物語はニューヨークにあるロックフェラー大学で、日本人には有名な野口英世がどのような研究をし、どのような評価を現地で受けていたのか?の説明から物語は始まります。その後ウィルスやDNAの発見までの物語、生物とも無生物とも言いにくいウィルスの特徴、残念ながらコロナウィルスで有名になってしまったPCR検査の発見やしくみなど専門知識がなくても読みやすく解説されております。ちなみにPCR検査はサーフィンが趣味のポスドクのマリス氏が、彼女とのドライブデート中にこの理論を閃いたという面白い逸話も書かれています。
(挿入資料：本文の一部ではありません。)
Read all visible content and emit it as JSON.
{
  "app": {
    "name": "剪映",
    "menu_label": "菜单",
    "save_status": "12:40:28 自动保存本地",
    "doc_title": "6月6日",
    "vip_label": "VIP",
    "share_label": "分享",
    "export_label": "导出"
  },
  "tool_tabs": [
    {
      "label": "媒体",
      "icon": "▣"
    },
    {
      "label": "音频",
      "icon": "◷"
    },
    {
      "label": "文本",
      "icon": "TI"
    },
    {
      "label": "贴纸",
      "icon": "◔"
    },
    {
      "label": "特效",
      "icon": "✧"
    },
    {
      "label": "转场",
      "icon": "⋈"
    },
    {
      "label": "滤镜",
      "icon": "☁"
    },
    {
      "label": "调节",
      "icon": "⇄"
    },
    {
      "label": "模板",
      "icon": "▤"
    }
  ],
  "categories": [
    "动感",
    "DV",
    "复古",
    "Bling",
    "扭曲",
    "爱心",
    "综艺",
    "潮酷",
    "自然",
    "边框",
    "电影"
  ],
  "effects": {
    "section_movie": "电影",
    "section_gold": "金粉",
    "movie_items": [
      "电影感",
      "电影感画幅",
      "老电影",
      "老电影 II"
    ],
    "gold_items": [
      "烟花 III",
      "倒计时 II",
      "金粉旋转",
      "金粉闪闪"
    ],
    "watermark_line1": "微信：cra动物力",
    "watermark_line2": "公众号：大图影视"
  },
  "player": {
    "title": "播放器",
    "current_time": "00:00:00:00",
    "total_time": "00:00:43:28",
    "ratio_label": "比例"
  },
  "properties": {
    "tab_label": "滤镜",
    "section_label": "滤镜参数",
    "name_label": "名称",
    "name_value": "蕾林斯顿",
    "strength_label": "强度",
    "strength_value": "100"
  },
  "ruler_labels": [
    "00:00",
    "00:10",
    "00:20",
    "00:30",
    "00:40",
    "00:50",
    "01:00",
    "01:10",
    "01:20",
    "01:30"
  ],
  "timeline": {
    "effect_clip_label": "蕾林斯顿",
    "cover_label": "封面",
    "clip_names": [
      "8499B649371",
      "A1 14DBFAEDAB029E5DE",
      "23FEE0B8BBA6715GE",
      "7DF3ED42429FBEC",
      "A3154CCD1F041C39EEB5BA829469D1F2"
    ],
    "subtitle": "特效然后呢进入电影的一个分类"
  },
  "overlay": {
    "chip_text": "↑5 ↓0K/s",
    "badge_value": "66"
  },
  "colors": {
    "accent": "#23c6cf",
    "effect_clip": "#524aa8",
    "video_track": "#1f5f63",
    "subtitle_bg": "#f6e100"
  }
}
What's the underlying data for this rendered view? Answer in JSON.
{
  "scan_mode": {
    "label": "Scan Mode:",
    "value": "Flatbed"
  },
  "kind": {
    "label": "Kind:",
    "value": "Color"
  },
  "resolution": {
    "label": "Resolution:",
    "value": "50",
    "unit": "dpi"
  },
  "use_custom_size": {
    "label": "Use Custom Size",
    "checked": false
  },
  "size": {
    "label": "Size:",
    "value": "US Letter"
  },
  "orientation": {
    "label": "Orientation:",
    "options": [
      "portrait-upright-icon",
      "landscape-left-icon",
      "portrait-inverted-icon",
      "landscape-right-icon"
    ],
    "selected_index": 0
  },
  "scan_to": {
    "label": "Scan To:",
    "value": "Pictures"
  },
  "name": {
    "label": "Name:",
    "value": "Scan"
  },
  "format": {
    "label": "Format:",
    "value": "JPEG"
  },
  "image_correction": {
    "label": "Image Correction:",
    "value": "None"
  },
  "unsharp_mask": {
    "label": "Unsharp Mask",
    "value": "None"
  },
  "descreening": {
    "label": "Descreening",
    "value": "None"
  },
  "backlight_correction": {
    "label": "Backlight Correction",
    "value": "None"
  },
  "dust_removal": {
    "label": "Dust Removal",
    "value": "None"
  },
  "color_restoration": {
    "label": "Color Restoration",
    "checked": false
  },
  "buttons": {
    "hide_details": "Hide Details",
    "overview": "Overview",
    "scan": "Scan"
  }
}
そして最後に福岡氏は生命というものを定義します。それは「機械とは違い時間があり、その中には不可逆的な時間の流れがある。その流れに沿って折りたたまれ、一度折りたたんだら2度と解くことはできないものとして生物は存在する」、つまり「動的平衡にある流れ」と定義します。そこに至るまでの物語はもちろんですが、PCRの仕組みや生物学などにも興味ある方はぜひ読んでみてください。